The Unpopular History of the United States by Uncle Sam Himself/Chapter 11


XI

LO, THE IMPOLITE INDIAN

While investigating the preventable tragedy of Harmar, everybody did a lot of talking—according to Congressional precedent. The evidence showed that on attacking the village the “militia behaved badly, disobeyed orders, and left the regular troops to be sacrificed.” The Investigating Committee after weighing all testimony finally and solemnly concluded “that the conduct of the said Brigadier General Joseph A. Harmar merits our approbation.” I wonder what the 183 dead men thought about it.

It would seem that foresights and hindsights, working together would sidetrack any future chance for such a catastrophe. Not a bit. One year later the same thing happened, only worse. General St. Clair, with 1,400 regulars and militia, was attacked by a nearly equal force of Indians, and routed. Think of that, by a nearly equal force. They were not overpowered, not outnumbered. Man to man the Indians beat the militia. St. Clair’s army was destroyed, with a loss of 632 killed and 264 wounded, which exceeds the total killed at the battles of Long Island and Camden, the two bloodiest affairs of the Revolutionary War. This wasn’t a fight, it was a massacre.

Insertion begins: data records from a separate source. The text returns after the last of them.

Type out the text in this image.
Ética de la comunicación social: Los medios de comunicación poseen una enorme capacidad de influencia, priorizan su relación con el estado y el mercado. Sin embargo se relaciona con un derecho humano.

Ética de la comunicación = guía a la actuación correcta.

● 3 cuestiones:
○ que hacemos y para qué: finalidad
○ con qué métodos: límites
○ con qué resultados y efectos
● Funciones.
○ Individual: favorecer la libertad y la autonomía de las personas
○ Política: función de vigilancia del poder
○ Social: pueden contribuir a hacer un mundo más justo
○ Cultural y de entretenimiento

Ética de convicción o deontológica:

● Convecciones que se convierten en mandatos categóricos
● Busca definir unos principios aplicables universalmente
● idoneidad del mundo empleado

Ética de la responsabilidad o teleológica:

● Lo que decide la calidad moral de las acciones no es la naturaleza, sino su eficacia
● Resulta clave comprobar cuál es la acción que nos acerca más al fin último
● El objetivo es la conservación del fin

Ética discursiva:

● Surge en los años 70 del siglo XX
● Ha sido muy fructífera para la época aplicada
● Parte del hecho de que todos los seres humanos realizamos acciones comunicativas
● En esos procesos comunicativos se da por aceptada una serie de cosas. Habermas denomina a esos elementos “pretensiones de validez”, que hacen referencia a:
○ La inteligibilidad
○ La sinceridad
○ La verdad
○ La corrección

The House of Representatives immediately appointed another committee for another investigation. Foreseeing the future after it had occurred, this Committee reported that “the militia appeared to have been composed principally of substitutes, totally ungovernable, regardless of military duty and subordination.”

That was no news. Our militia bad rarely been anything else. They were individual Americans. But Congress added an apology which explained everything: “The attack was unexpected, the troops having just been dismissed from morning parade. The militia were in advance and fled through the main army without firing a gun. This circumstance threw the troops into some disorder, from which it appears that they never recovered.” Under such plainly mitigating circumstances the militiamen pleaded that the Indians had attacked unexpectedly, as Indians had no legal right to do. Indians are not submarines. Nobody was looking for Indians. Nobody was thinking of Indians. Nobody was meddling with Indians. A perfectly nice Indian should never jump on a mob of substitutes just after they had been dismissed from morning parade. And the militia, strictly according to Hoyle, turned tail without firing, and ran backward through the regulars. The Congressional Report concludes with: “In justice to the Commander-in-Chief we say that the failure of the late expedition can in no respect be imputed to his conduct, either at any time before, or during the action.” It became quite a conventional phrase to speak of any militia expedition as “the late expedition.”

Now it was squarely up to Congress to do something, and Congress did.

My son, did you ever observe a dominecker hen setting on a china doorknob? Ever try to argue with her? It’s no use. She will get off the nest, scratch gravel backwards, turn over the doorknob, investigate—investigate, and go to setting some more. Isn’t she the perforated pattern of undiscouraged optimism! Well, Congress was just that stubborn about trying to hatch a brood of winners from this volunteer militia egg. Having officially settled the fact that the militia was an insubordinate, undisciplined, and ineffective force, they immediately set to work—to break it up? Oh dear, no. They built it up. They made it bigger and clumsier and worse. As the militia method was so bad to begin with, they went the limit, and converted everybody into militiamen. By Act of May 8, 1792, every free, able-bodied white male citizen between the ages of 18 and 45, was required to be enrolled in the militia of the United States, and served with notice of his enrollment. After that, every citizen should, within six months, provide himself with a good musket, or firelock, a sufficient bayonet and belt, two soft flints, and a knapsack, a pouch with a box therein to contain not less than 24 cartridges suited to the bore of his musket, etc., etc. Ah ha! Congress is learning; they specify by law that the cartridge should fit the gun. It now becomes the citizen’s duty to appear for exercise or duty when called upon. However cumbersome this legal contraption, it was the first step ever taken by the United States Government towards universal military service.

One glaring defect of the law—if your Uncle Samuel may be respectfully permitted to select any particular defect—was that it left the militia at the command of the state governments. This statute remained dead on the statute books, there being no penalties provided for its violation.

Instead of creating one efficient national army, we became possessed of thirteen independent and disconnected state mobs. But it was a beautifully free mob of freeborn citizens. They could either get together and act as mob if they chose, or they could remain at home. There was no method of forcing them.

On this occasion I rise to remark: We must not forget that certain provision in the first section of the act which laid down the truly democratic doctrine that every able-bodied male citizen owes military service to his country.

It further provided for a system of enrollment and territorial recruiting. All the rest of the law was bad, hopelessly bad.

As a balm laid upon the soreness of Harmar’s and St. Clair’s defeats, in June, 1795, General Wayne attacked and dispersed the Miami Indians. But in his force there was a very large preponderance of disciplined regulars, and it was their attack with the bayonet which scattered the savages.